相変わらず忙しく、お客さんの声が途絶えることはないけれど、あの2人がいないだけで、こんなにも雰囲気が変わるんだ。
紗栄子から毎日メッセージが届く。
今日はどこに行った、何を見た、ホテルが写真よりボロくてがっかり、など。
満島くんとのツーショットまであって、これはノロケではなく嫌がらせなんじゃないか、と勘ぐってしまう。
ホテルがボロくても、満島くんと一緒にいられるだけで羨ましい。
そんなことを思ってもどうしようもないけれど、メッセージを受信するたびに気分が重くなる。
だけど無視するわけにもいかず、
『よかったね』
『楽しそうだね』
と短く当たり障りのない返事をした。
旅行から帰ってきた満島くんたちは、宣言通り、たくさんお土産を持って店に来た。
生チョコ、バターサンド、北海道限定のローストコーヒーは、店長に頼まれていたものらしい。
「おお……これが……」
よくわからないけれど、有名なブランドらしく、店長は目にうっすら涙を浮かべて感動していた。
店長のコーヒー愛の強さに、みんなで笑った。
「日浦さん、明日休みだよね」
店長に声をかけられて「はい」とうなずいた。
「入ったばかりなのに、人手が足りないからって無理言っちゃってすまなかったね。本当に助かってるよ。明日はゆっくりして、またよろしくね」
丁寧な労いの言葉に、胸の中がじーんと温かくなった。
仕事を覚えるのは大変だし、疲れもたまるけれど、頑張ってよかったと思った。
バイト終わりに、いつも通り公園に向かった。
3月ももうすぐ終わりだ。
葵に会えるのも、あと3日。
「明日はどっか行こうか?」
葵が言った。
『じゃあ、1ヶ月だけ、付き合ってみる?』
あれから1ヶ月が経とうとしているけれど、付き合いらしいことは何もしていない。
ただ公園で落ち合って、コーヒーを飲んで、1時間ほど話して別れる。
そうしているだけでいい、と言った葵からの意外な言葉に驚いて、コーヒーが変なところに入ってちょっとむせた。
「どっかって、どこに?」
「それは明日の秘密。あ、でも、スニーカー履いてきて。

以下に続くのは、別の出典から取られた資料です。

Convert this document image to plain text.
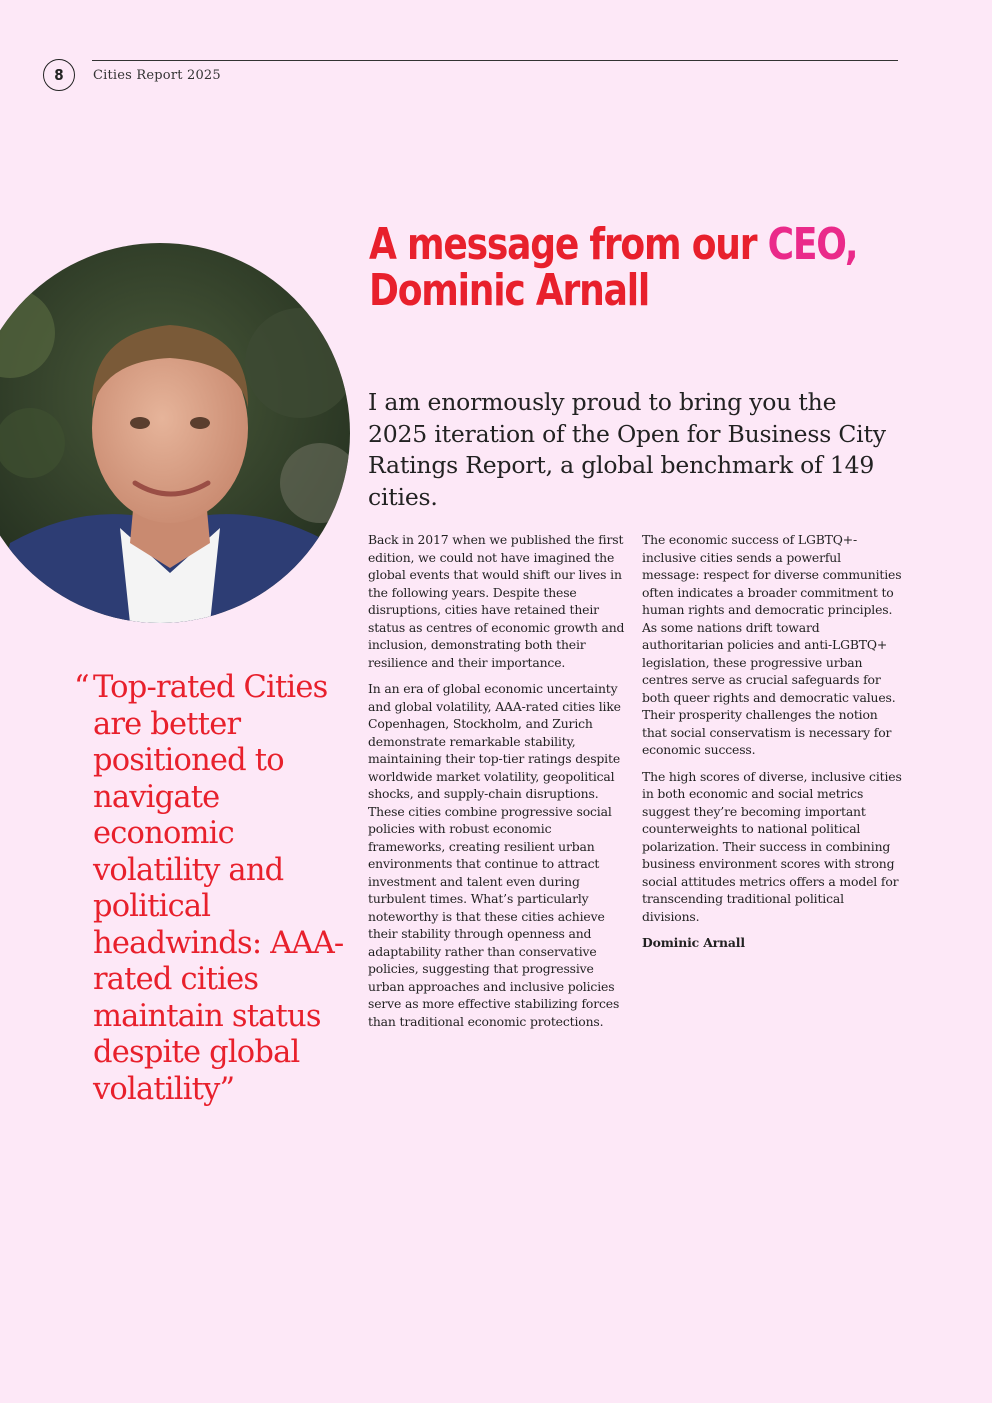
8	Cities Report 2025
A message from our CEO,
Dominic Arnall

I am enormously proud to bring you the 2025 iteration of the Open for Business City Ratings Report, a global benchmark of 149 cities.

Back in 2017 when we published the first edition, we could not have imagined the global events that would shift our lives in the following years. Despite these disruptions, cities have retained their status as centres of economic growth and inclusion, demonstrating both their resilience and their importance.

In an era of global economic uncertainty and global volatility, AAA-rated cities like Copenhagen, Stockholm, and Zurich demonstrate remarkable stability, maintaining their top-tier ratings despite worldwide market volatility, geopolitical shocks, and supply-chain disruptions. These cities combine progressive social policies with robust economic frameworks, creating resilient urban environments that continue to attract investment and talent even during turbulent times. What’s particularly noteworthy is that these cities achieve their stability through openness and adaptability rather than conservative policies, suggesting that progressive urban approaches and inclusive policies serve as more effective stabilizing forces than traditional economic protections.

The economic success of LGBTQ+-inclusive cities sends a powerful message: respect for diverse communities often indicates a broader commitment to human rights and democratic principles. As some nations drift toward authoritarian policies and anti-LGBTQ+ legislation, these progressive urban centres serve as crucial safeguards for both queer rights and democratic values. Their prosperity challenges the notion that social conservatism is necessary for economic success.

The high scores of diverse, inclusive cities in both economic and social metrics suggest they’re becoming important counterweights to national political polarization. Their success in combining business environment scores with strong social attitudes metrics offers a model for transcending traditional political divisions.

Dominic Arnall

“ Top-rated Cities are better positioned to navigate economic volatility and political headwinds: AAA-rated cities maintain status despite global volatility”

歩きやすいやつ」
何か考えがあるらしい。
3月30日、明日は私の誕生日だ。
葵が私の誕生日を知っているわけはないけれど。
「楽しみにしてて」
葵が楽しそうに言うから、私の心も自然と踊た。
明日は晴れるといいな、と思った。
「じゃあ、また明日」
「うん、また明日」
いつものように公園の入口で別れて、別々の方向に自転車を走らせる。
……あと2日。
あと2日で葵がいなくなってしまう寂しさを感じながら。